The cases of Kimberly Ann Crain, 49, Shawnee, and Gary J. Doby, 66, of Bloomsburg, Pa., are set for trial during the two-week jury term that begins Jan. 14.
Crain taught third grade at McLoud Elementary School until she resigned amid an ongoing investigation on Nov. 28, 2011. Prosecutors allege Crain, while working as a teacher, took photos of as many as 14 young girls while they were changing clothes, some in her classroom and others at her home. She then is accused of sharing those images with Doby.
Both defendants face 18 counts of sexual exploitation of a child under age 12, one count of conspiracy to commit sexual exploitation and one count of lewd molestation. Crain also faces 11 counts of possession of juvenile pornography.
Although there would have been two separate juries involved, District Attorney Richard Smothermon wanted Crain and Doby to face trial together so the young student witnesses would only have to testify once.
Crain's attorney, Cregg Webb, filed a motion to sever the trial. While the law would have allowed both defendants to be tried at once with separate juries, the judge granted Crain's motion because of logistics in the Pottawatomie County courthouse.
"The empanelling of dual juries as suggested by the State is legally supported by law but logistically is unrealistic given the number of trials scheduled and the number of jury rooms available," the ruling reads.
Although there will have to be two trials, Smothermon said he hopes to hold them back-to-back during the January docket so the students won't have to testify at one trial next month and then again at a future trial.
"I don't want them to relive it twice," Smothermon said about the elementary-age witnesses. "My intent, if the court will allow it, is to try both of them in January."
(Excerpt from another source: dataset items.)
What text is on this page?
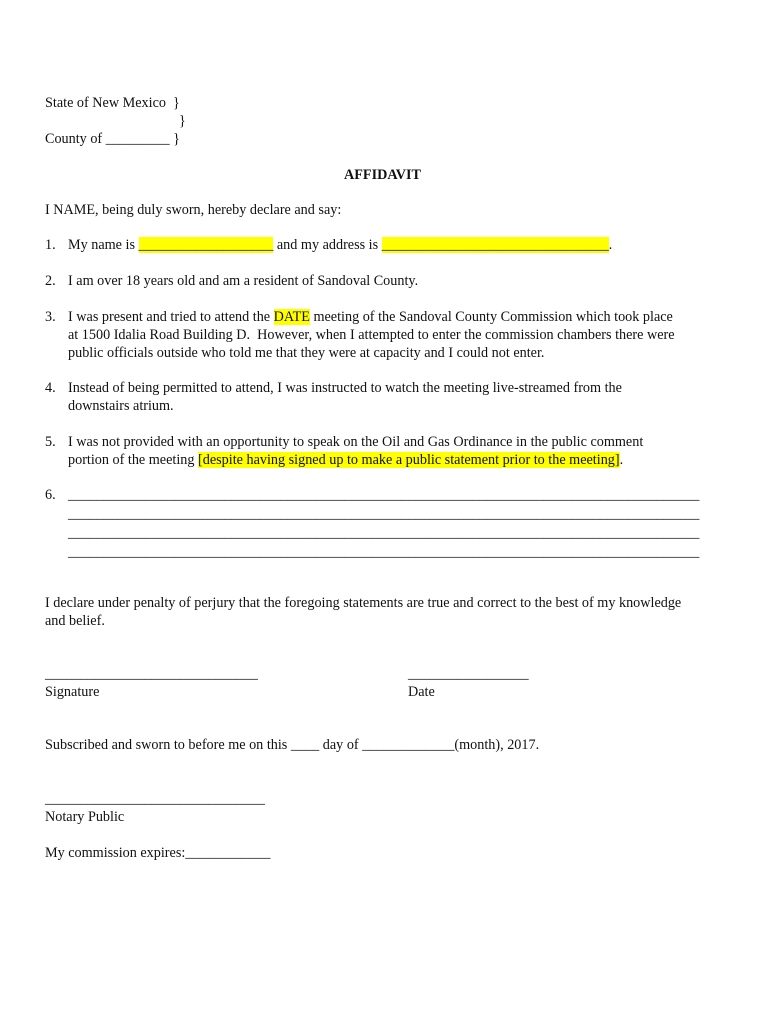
State of New Mexico  }
}
County of _________ }
AFFIDAVIT
I NAME, being duly sworn, hereby declare and say:
1. My name is ___________________ and my address is ________________________________.
2. I am over 18 years old and am a resident of Sandoval County.
3. I was present and tried to attend the DATE meeting of the Sandoval County Commission which took place
at 1500 Idalia Road Building D.  However, when I attempted to enter the commission chambers there were
public officials outside who told me that they were at capacity and I could not enter.
4. Instead of being permitted to attend, I was instructed to watch the meeting live-streamed from the
downstairs atrium.
5. I was not provided with an opportunity to speak on the Oil and Gas Ordinance in the public comment
portion of the meeting [despite having signed up to make a public statement prior to the meeting].
6. _________________________________________________________________________________________
_________________________________________________________________________________________
_________________________________________________________________________________________
_________________________________________________________________________________________
I declare under penalty of perjury that the foregoing statements are true and correct to the best of my knowledge
and belief.
______________________________
Signature
_________________
Date
Subscribed and sworn to before me on this ____ day of _____________(month), 2017.
_______________________________
Notary Public
My commission expires:____________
Among many motions in the case, one included Crain's motion for a change of venue. That request claimed that a fair and impartial jury couldn't be had because of media coverage on the case in newspapers, on TV and on the Internet.
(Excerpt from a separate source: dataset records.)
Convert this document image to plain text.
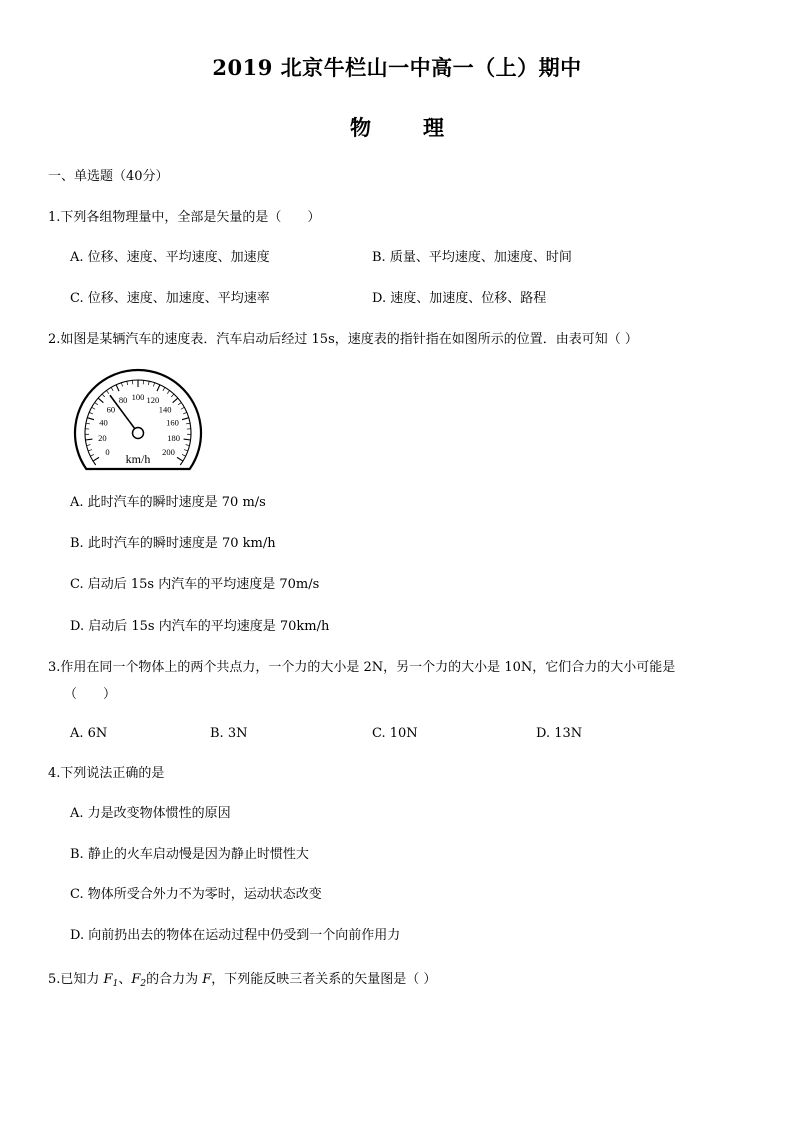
2019 北京牛栏山一中高一（上）期中
物 理
一、单选题（40分）
1.下列各组物理量中，全部是矢量的是（　　）
A. 位移、速度、平均速度、加速度	B. 质量、平均速度、加速度、时间
C. 位移、速度、加速度、平均速率	D. 速度、加速度、位移、路程
2.如图是某辆汽车的速度表．汽车启动后经过 15s，速度表的指针指在如图所示的位置．由表可知（ ）
0
20
40
60
80 100 120
140
160
180
200
km/h
A. 此时汽车的瞬时速度是 70 m/s
B. 此时汽车的瞬时速度是 70 km/h
C. 启动后 15s 内汽车的平均速度是 70m/s
D. 启动后 15s 内汽车的平均速度是 70km/h
3.作用在同一个物体上的两个共点力，一个力的大小是 2N，另一个力的大小是 10N，它们合力的大小可能是
（　　）
A. 6N	B. 3N	C. 10N	D. 13N
4.下列说法正确的是
A. 力是改变物体惯性的原因
B. 静止的火车启动慢是因为静止时惯性大
C. 物体所受合外力不为零时，运动状态改变
D. 向前扔出去的物体在运动过程中仍受到一个向前作用力
5.已知力 $F_1$、$F_2$的合力为 F，下列能反映三者关系的矢量图是（ ）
The ruling shows the motions and exhibits were studied in the case. And while the court ruled there was extensive media scrutiny in the past, it "has reduced significantly" in the last six months.
"It is not required that a potential juror be ignorant of the issues involved," the ruling reads. "It is sufficient if the prospective juror can set aside their opinions and base their verdict based on the evidence presented in court."
Page 2 of 2 - Both Crain and Doby have previously pleaded not guilty and remain jailed while awaiting trial.